The Infinity Hall show “developed a good name recognition for us, maybe faster than we otherwise would have,” says Dan Hincks, Infinity Hall owner and CEO. “We’ve had artists come in that might not have otherwise been able to come in because they’re so big.”

Tori Amos, for example, flew in special to play Norfolk in 2012 after spending the year touring Europe, Hincks says. “This was the only show she did in the U.S. all year, and the reason she came in was to do the TV taping.”

Having begun the TV series “Infinity Hall Live” at Norfolk informed the design of the Hartford location, where the bulk of tapings occur. “Fortunately folks at CPTV consulted with us and helped us in our design phase,” Hincks says, including lighting and sight lines.

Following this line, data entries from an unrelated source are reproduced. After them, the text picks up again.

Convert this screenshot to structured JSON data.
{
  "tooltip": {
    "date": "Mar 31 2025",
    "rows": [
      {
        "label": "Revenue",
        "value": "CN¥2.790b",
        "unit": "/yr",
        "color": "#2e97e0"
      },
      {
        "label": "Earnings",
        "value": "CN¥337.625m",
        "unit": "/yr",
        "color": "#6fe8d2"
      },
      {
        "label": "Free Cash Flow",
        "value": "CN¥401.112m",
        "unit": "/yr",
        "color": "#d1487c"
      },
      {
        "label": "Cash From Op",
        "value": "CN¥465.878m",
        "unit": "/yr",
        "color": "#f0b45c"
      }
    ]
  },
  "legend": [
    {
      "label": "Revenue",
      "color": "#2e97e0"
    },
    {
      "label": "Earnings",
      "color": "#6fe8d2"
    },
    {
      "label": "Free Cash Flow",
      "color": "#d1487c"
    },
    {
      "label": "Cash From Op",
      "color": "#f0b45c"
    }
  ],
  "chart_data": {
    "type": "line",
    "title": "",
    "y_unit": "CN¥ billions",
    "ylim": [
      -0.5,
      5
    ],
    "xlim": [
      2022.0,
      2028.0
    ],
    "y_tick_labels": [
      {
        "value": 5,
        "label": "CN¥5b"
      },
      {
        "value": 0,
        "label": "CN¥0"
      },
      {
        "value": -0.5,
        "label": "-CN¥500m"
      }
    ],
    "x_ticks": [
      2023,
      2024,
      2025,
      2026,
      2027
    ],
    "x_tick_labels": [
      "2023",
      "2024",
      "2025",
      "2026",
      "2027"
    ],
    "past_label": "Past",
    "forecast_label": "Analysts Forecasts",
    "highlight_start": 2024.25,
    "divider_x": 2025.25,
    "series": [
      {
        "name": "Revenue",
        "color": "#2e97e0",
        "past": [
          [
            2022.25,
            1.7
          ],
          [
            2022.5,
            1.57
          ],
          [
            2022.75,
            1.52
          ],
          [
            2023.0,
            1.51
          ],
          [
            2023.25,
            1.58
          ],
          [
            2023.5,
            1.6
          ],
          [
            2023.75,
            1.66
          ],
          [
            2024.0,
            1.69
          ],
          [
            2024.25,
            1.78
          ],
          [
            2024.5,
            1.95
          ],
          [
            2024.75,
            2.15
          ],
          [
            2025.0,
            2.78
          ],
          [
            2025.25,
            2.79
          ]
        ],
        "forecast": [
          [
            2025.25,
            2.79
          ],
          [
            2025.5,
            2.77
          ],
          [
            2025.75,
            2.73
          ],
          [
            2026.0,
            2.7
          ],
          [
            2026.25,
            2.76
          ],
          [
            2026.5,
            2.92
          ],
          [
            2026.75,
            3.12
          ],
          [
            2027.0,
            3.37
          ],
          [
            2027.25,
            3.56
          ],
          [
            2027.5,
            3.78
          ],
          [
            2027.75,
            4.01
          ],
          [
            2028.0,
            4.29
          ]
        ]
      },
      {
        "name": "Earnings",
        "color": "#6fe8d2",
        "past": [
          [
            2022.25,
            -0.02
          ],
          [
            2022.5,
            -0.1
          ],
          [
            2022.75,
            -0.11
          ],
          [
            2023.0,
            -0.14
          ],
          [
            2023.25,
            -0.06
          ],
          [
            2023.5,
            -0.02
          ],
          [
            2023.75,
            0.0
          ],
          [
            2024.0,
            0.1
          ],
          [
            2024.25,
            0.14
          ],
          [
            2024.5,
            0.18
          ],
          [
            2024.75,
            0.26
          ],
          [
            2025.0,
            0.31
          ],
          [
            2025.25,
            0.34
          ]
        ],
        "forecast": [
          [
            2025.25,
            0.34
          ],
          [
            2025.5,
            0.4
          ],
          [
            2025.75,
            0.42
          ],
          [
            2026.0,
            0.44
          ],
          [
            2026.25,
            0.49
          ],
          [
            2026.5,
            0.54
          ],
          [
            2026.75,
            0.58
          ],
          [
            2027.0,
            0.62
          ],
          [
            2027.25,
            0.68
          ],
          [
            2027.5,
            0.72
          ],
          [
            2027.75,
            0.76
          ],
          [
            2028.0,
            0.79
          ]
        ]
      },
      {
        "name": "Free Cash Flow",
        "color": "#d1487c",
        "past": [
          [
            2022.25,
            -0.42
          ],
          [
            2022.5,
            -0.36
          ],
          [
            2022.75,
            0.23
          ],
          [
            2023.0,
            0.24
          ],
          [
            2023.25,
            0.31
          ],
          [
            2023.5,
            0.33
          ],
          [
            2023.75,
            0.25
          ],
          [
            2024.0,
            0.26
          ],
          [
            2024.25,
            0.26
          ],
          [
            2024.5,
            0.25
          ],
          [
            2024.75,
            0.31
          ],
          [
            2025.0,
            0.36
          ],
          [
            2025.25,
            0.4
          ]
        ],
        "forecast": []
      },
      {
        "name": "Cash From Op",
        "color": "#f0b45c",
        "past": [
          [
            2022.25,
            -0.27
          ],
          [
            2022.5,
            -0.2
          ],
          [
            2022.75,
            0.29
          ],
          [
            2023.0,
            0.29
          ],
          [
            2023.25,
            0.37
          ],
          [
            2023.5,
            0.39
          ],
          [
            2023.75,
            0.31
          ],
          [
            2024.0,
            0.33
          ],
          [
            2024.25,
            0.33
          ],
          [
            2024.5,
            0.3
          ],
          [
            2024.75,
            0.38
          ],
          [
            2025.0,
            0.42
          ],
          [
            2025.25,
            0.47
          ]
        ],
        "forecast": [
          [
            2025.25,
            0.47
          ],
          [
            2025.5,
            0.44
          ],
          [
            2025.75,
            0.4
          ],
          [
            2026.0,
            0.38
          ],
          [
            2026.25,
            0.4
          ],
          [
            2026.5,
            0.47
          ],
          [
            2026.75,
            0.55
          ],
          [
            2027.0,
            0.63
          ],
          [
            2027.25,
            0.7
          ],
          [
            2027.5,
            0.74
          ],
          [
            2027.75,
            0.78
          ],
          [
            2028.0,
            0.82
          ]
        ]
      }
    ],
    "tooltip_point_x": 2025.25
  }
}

Hincks says he hasn’t heard from a lot of people who specifically visit Hartford because they saw “Infinity Hall Live” on their public TV stations. But he’s heard from a lot of Hartford fans who are more appreciative of the venue after seeing the show when they travel to other cities — and from people who visit the club while in town for other reasons, such as conventions.

Overall, he says, the club — and its promotion through the show — “adds to the whole arts scene and the impression people have of music and the arts in the state.”

Which might be a big thing as well. “Hartford/New Haven — we’re not known as a music mecca,” says Franklin. “We’re not ‘Austin City Limits.’ Although, we have the potential of doing something quite nice.”

INFINITY HALL LIVEbegins its fifth season Friday, July 8, at 10 p.m. on CPTV with a performance by Rhiannon Giddens. The full episode is already available online at ihlive.org.